This is an Multi-Agentic Sprint Assistant that takes a product feature request and autonomously understands it, breaks it into tasks, assigns roles, generates code, writes tests, reviews its own output and evaluates quality. This simulates a real Agile sprint cycle using AI agents.
flowchart TD;
A(["User Input"])
A --> |Feature Request| B["Defining LLM For Generating Text"]
B --> C{"Defining Agents"}
C --> D["Product Manager"]
C --> E["Architect"]
C --> F["Developer"]
C --> G["Tester"]
C --> H["Reviewer"]
D --> |Managed By| I["Langraph Orchestrator"]
E --> |Managed By| I["Langraph Orchestrator"]
F --> |Managed By| I["Langraph Orchestrator"]
G --> |Managed By| I["Langraph Orchestrator"]

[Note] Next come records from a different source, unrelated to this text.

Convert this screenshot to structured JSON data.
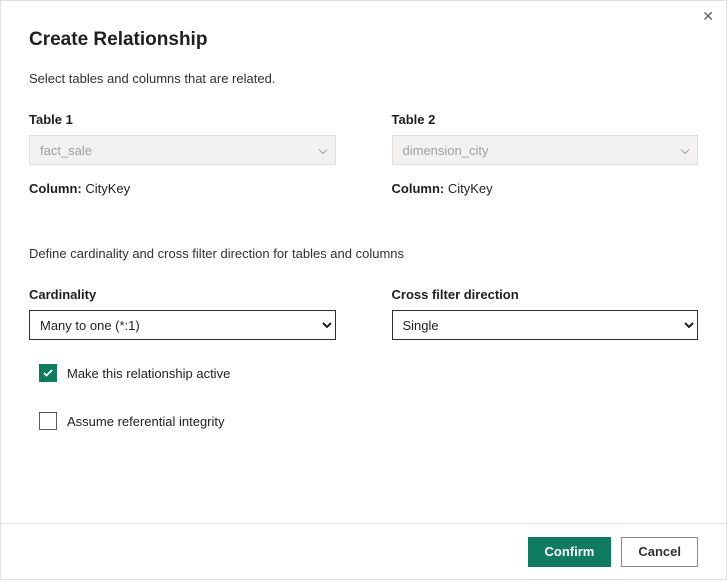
{
  "dialog": {
    "title": "Create Relationship",
    "subtitle": "Select tables and columns that are related."
  },
  "table1": {
    "label": "Table 1",
    "value": "fact_sale",
    "column_label": "Column:",
    "column_value": "CityKey"
  },
  "table2": {
    "label": "Table 2",
    "value": "dimension_city",
    "column_label": "Column:",
    "column_value": "CityKey"
  },
  "section2": {
    "text": "Define cardinality and cross filter direction for tables and columns"
  },
  "cardinality": {
    "label": "Cardinality",
    "value": "Many to one (*:1)"
  },
  "cross_filter": {
    "label": "Cross filter direction",
    "value": "Single"
  },
  "checkboxes": {
    "active_label": "Make this relationship active",
    "referential_label": "Assume referential integrity"
  },
  "footer": {
    "confirm": "Confirm",
    "cancel": "Cancel"
  }
}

H --> |Managed By| I["Langraph Orchestrator"]
I --> J["Agents Evaluation"]
J --> K["Final Sprint Report"]
- Code Complexity: This is cyclomatic code complexity. It measures the quality of code based on the complexity of if-else and loops.
- Test Coverage: This measures how much test cases are generated by the LLM. More the test cases, more the coverage.
- Semantic Similarity to Feature: This measures the similarity of generated code with the feature requested by user using an embedding model.
- LLM Reflection Score: This measures the correctness,maintainability and completeness of the generated code on the scale of 1-10 using the LLM.